Depuis, le premier ministre a fait des déclarations publiques critiquant seulement le syndicat. Mercredi encore, il en a rajouté. « Les demandes syndicales ne sont pas raisonnables. Je trouve qu'actuellement, on joue avec le feu. »

Le syndicat réplique que ce n'est pas lui qui est en demande, mais que c'est plutôt l'employeur qui a formulé des demandes de concessions de la part des travailleurs. Et les salaires ne sont pas un enjeu problématique dans ce conflit.

Boulet tempère

Diplomate, le ministre du Travail Jean Boulet a tenté de redonner espoir, en affirmant que la direction d'ABI n'avait pas complètement fermé la porte.

Il a aussi défendu le premier ministre, en soulignant qu'il n'avait jamais critiqué les travailleurs, qu'il n'avait voulu qu'énoncer des faits, à savoir les conditions de travail avantageuses dont ils jouissent. Le premier ministre Legault, dit le ministre Boulet, « est conscient que les deux parties doivent faire des concessions ».

Et lui qui avait aussi assisté aux deux rencontres distinctes de M. Legault avec les parties patronale et syndicale, lundi, assure que « la pression, on en a mis tant du côté de l'employeur que de la partie syndicale ».

ABI explique

De son côté, la direction d'ABI a expliqué son rejet de la contre-proposition syndicale en affirmant qu'elle ne touche pas à cinq points qui lui semblent cruciaux.

Premièrement, la direction d'ABI veut réorganiser le travail pour obtenir plus de flexibilité de la part des travailleurs.
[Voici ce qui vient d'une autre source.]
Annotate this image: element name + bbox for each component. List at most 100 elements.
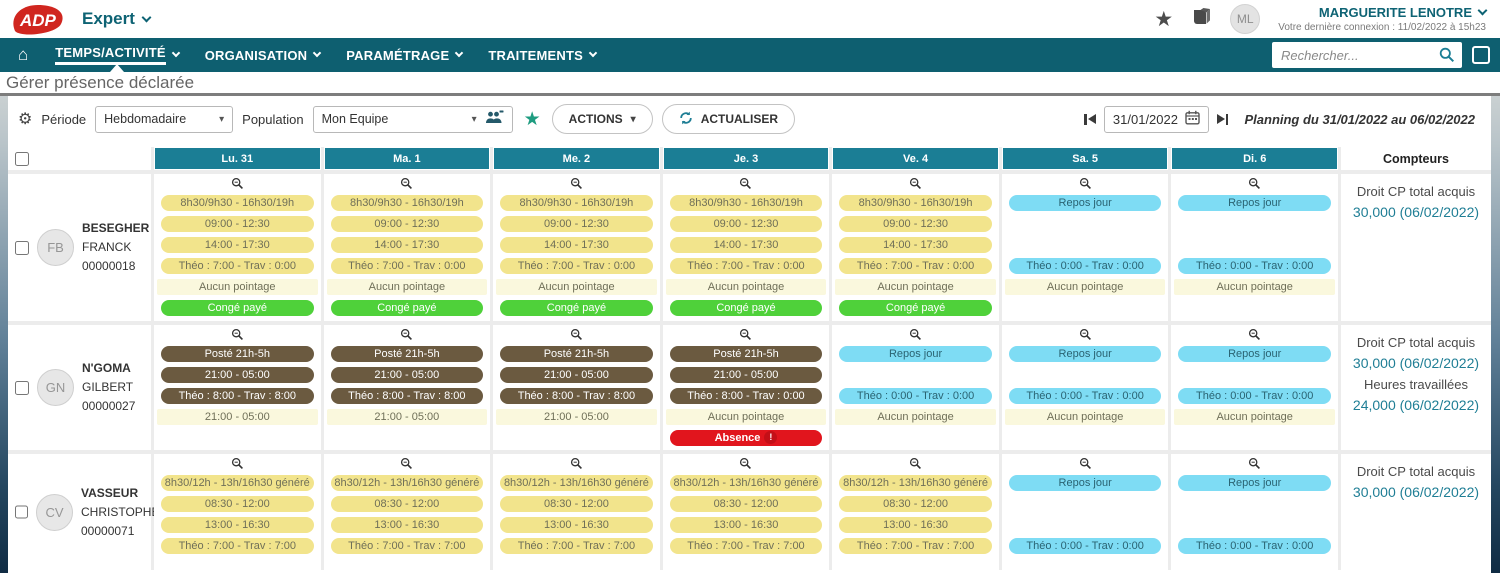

Deuxièmement, elle veut « mettre en place des processus permanents qui assureront que les employés expérimentés demeureront disponibles à des postes précis », ce qui réduira « les cascades de permutations internes qui limitent la productivité ».
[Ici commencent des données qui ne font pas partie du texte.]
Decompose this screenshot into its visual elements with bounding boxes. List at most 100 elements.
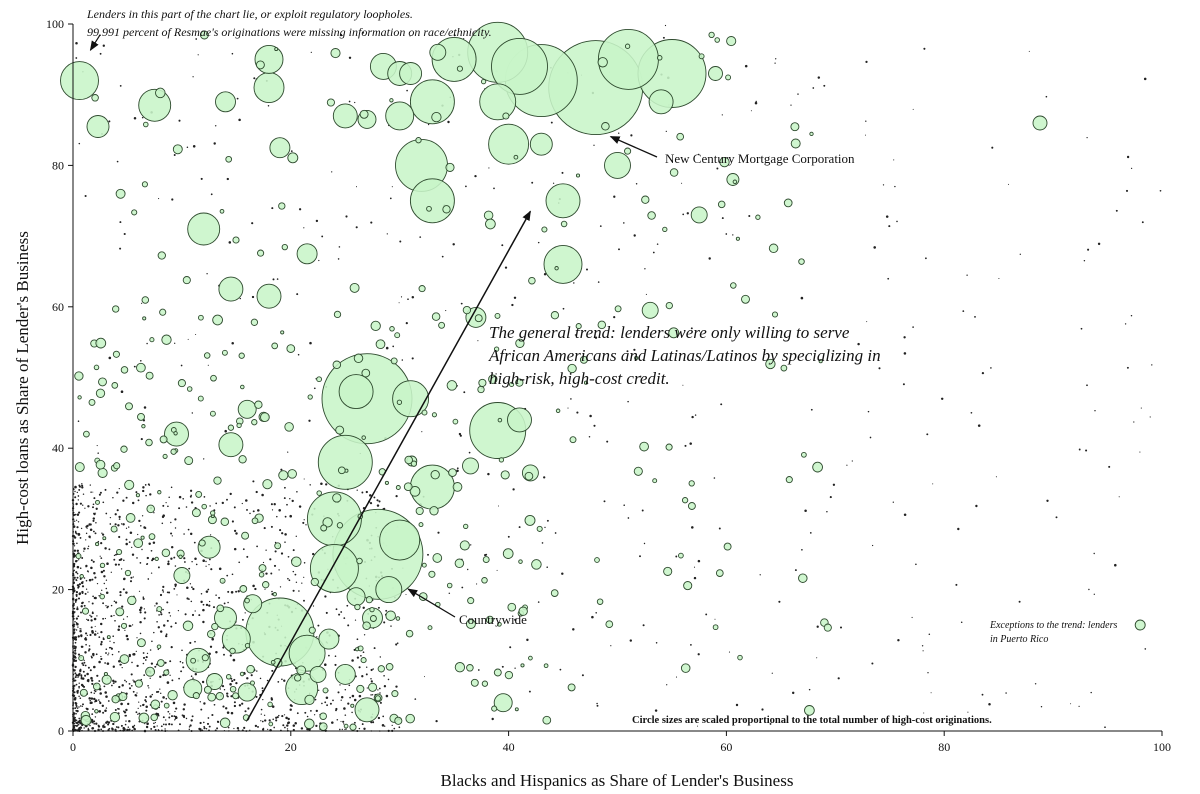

Troisièmement, elle tient à réduire l'absentéisme.

Quatrièmement, elle veut limiter le nombre d'heures annuelles de libération pour activités syndicales.

Cinquièmement, elle veut établir à 12 % sa contribution au régime de retraite.

Contrat d'électricité

Le syndicat martèle qu'il s'attendait à plus de la part du premier ministre, d'autant plus que le conflit a coûté environ 200 millions à Hydro-Québec parce qu'ABI n'a pas acheté la totalité de l'électricité qu'elle s'était engagée par contrat à acheter. Elle s'est ainsi prévalue de la clause de cas de force majeure à son contrat - Act of God. Le lock-out y est considéré comme un cas de force majeure.

Le syndicat des Métallos affirme que ce contrat déséquilibre le rapport de forces en faveur de l'employeur, qui n'a plus intérêt à abréger le conflit. Dominic Lemieux invite à imaginer l'inverse : si Hydro payait l'hypothèque et l'épicerie des travailleurs, « avec une tape dans le dos de la part du premier ministre », est-ce que le syndicat aurait intérêt à abréger le conflit ?

Le premier ministre Legault lui-même a qualifié de « stuff de junior » ce contrat, négocié par le précédent gouvernement libéral, qui permet à l'aluminerie de se soustraire de ses obligations au contrat d'électricité si elle décrète un lock-out.

Mercredi, M. Legault a évoqué pour la première fois la possibilité qu'à l'avenir, « les contrats d'Hydro-Québec devraient être signés pour la même période que les conventions collectives ».

Reste que maintenant, les parties se retrouvent dans un cul-de-sac.